Categorisations of organic products

Objectives

  • To explore the extent to which consumers tend to categorise organic food products in the contexts of everyday shopping and meal preparation as (a) constituting a single integrated category (hereafter referred to as the ‘integral’ mode), or as (b) exhibiting one or more product advantages, which are shared by some conventional variants of the same products (hereafter referred to as the ‘diffuse’ mode), and to identify the criteria that appear to be operative in each case.
  • To identify the demographic and social characteristics of consumers who categorise organic products in (a) integral or (b) diffuse modes respectively, and relationships between these characteristics and attitudes towards food products, producers and production methods.
  • To investigate the relationship between willingness to pay a premium price for organic food products and criteria employed in categorising and ranking food products.
  • To investigate relationships between consumer characteristics, modes of categorisation with respect to organic products, willingness to pay a premium price and actual selections of organic products as exhibited in patterns of purchase.

Description of work

This work package is designed with a view to developing links between the theory of categorisation as developed in cognitive sociology with the theory of utility structure as developed in consumer economics and applied to analysis of consumer demand for organic foods in the FØJOII project III.1. At an empirical level, it will employ a qualitative method of sociological investigation by means of focus groups as its point of departure, in order to delineate the criteria employed in distinct modes of categorisation, referred to as ‘integral’ and ‘diffuse’, respectively.
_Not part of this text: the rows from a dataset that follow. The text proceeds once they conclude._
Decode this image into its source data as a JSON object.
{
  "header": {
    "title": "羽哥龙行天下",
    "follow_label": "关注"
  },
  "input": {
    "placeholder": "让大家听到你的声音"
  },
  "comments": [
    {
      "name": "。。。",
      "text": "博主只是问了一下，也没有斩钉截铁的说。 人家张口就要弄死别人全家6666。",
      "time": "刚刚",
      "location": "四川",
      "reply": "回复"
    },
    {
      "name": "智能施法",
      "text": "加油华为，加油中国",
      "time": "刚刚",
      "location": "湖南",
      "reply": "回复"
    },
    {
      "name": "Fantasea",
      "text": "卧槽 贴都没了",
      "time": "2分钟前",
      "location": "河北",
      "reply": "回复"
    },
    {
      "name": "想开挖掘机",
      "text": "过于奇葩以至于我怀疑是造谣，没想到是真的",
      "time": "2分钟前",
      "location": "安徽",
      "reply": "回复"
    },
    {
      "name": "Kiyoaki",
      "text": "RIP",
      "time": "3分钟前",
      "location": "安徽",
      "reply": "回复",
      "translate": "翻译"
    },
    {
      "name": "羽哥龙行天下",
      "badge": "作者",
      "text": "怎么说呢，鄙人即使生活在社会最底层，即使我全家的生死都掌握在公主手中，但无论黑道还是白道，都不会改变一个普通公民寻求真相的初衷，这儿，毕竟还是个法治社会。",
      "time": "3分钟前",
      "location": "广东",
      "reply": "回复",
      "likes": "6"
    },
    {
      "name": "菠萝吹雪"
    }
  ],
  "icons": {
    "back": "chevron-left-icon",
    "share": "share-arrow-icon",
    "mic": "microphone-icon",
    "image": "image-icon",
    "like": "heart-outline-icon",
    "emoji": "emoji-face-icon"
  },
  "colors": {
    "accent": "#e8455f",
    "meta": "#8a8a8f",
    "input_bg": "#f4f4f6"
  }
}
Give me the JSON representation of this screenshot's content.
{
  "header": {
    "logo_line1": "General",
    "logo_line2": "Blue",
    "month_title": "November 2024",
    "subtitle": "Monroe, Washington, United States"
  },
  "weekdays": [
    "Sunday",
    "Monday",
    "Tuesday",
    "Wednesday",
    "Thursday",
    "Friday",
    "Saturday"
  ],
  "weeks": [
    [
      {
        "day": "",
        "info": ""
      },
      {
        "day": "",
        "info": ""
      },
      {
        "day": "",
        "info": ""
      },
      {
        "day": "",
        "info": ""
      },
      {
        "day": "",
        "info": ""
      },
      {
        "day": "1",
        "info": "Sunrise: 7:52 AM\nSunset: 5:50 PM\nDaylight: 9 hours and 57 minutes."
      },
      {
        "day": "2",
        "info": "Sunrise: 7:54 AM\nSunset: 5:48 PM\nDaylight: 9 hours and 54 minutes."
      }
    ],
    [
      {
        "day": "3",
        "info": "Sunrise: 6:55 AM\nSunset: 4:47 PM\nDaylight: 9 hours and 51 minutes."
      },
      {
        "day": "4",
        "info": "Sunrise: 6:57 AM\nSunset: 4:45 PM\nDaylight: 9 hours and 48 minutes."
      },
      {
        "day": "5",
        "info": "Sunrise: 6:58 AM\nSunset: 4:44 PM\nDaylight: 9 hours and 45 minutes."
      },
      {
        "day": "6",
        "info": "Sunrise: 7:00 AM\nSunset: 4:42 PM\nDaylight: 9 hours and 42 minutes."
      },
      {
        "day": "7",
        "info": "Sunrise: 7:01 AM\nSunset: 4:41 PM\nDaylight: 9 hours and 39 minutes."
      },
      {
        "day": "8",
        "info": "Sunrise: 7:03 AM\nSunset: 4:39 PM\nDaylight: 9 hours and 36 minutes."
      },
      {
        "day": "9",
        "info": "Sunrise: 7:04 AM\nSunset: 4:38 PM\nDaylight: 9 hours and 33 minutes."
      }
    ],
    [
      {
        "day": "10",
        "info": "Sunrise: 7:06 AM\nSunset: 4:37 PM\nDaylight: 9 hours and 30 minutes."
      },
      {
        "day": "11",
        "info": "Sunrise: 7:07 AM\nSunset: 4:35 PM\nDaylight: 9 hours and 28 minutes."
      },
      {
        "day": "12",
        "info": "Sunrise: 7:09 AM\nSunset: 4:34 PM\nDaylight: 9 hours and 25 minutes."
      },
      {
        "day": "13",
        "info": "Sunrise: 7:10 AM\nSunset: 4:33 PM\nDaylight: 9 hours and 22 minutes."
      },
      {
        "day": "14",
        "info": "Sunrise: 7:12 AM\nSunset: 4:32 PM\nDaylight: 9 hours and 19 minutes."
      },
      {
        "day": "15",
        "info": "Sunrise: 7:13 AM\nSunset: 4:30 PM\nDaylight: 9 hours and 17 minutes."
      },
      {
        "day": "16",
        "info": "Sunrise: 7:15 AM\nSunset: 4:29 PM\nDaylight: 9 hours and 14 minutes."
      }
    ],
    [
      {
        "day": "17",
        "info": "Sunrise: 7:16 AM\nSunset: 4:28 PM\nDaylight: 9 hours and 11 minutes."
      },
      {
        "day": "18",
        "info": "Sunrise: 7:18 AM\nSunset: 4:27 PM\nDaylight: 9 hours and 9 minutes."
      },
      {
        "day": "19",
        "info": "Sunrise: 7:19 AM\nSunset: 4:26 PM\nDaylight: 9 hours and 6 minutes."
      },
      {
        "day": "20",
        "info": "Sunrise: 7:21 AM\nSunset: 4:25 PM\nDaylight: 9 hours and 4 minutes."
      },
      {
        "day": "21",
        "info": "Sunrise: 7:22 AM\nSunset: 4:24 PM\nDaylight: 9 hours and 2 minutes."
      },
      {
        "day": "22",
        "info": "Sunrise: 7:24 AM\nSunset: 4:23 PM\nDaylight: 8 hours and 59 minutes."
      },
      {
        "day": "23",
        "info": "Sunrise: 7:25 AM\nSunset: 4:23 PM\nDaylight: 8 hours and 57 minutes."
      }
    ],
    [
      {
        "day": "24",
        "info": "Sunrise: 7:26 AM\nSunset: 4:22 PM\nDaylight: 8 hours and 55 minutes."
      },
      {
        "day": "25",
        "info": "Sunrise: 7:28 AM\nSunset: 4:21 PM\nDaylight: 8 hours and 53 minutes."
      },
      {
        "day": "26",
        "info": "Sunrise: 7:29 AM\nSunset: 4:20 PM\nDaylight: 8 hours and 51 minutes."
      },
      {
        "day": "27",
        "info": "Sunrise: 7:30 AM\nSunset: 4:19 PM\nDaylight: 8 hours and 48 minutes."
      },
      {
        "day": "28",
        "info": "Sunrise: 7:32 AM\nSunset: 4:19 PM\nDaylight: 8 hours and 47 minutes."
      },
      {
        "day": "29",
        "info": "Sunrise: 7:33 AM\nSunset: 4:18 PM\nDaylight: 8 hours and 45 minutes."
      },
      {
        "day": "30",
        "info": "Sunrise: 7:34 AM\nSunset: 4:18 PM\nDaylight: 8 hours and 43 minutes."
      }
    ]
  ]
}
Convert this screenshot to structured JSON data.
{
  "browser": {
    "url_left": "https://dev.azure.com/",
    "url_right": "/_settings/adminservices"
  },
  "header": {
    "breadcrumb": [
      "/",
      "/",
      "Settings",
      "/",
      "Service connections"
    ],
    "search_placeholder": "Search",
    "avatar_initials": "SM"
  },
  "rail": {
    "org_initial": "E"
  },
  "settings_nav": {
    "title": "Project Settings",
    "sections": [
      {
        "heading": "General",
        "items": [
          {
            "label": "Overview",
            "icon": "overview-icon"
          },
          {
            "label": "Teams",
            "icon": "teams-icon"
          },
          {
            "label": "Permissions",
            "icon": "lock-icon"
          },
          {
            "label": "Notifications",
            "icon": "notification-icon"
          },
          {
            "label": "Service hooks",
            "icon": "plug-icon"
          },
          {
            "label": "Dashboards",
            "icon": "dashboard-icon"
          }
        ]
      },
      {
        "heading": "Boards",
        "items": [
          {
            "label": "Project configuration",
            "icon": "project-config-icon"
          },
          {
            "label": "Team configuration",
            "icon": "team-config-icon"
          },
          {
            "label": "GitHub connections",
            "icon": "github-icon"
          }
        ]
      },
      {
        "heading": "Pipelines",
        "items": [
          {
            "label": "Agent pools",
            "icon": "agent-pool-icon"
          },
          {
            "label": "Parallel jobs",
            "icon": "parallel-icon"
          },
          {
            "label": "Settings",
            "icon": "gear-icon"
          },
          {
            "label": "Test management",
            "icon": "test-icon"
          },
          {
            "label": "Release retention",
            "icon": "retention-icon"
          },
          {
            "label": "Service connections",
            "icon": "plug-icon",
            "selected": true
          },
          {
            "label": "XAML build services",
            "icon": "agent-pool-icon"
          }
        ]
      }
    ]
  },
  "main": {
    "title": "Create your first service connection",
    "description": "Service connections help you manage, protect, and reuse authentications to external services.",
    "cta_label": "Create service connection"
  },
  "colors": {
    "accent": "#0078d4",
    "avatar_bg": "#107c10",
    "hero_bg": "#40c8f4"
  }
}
The results of this investigation will then be exploited in the development of a questionnaire and a choice experiment. The questionnaire will be administered to a representative sample of households comprising the GfK panel of Danish households, and will thus facilitate generalisation of the initial results to a representative population as well as yielding further supplementary data. Survey data will be combined with existing panel data regarding purchases of organic and conventional food products. Analysis of these data sets will regard relationships between trends identified in the survey data and actual patterns of purchases made by households. The choice experiment, also based on the use of quantitative methods, will determine the extent to which willingness to pay a premium price for organic food products is dependent upon the criteria employed in consumers’ mode of categorising organic products.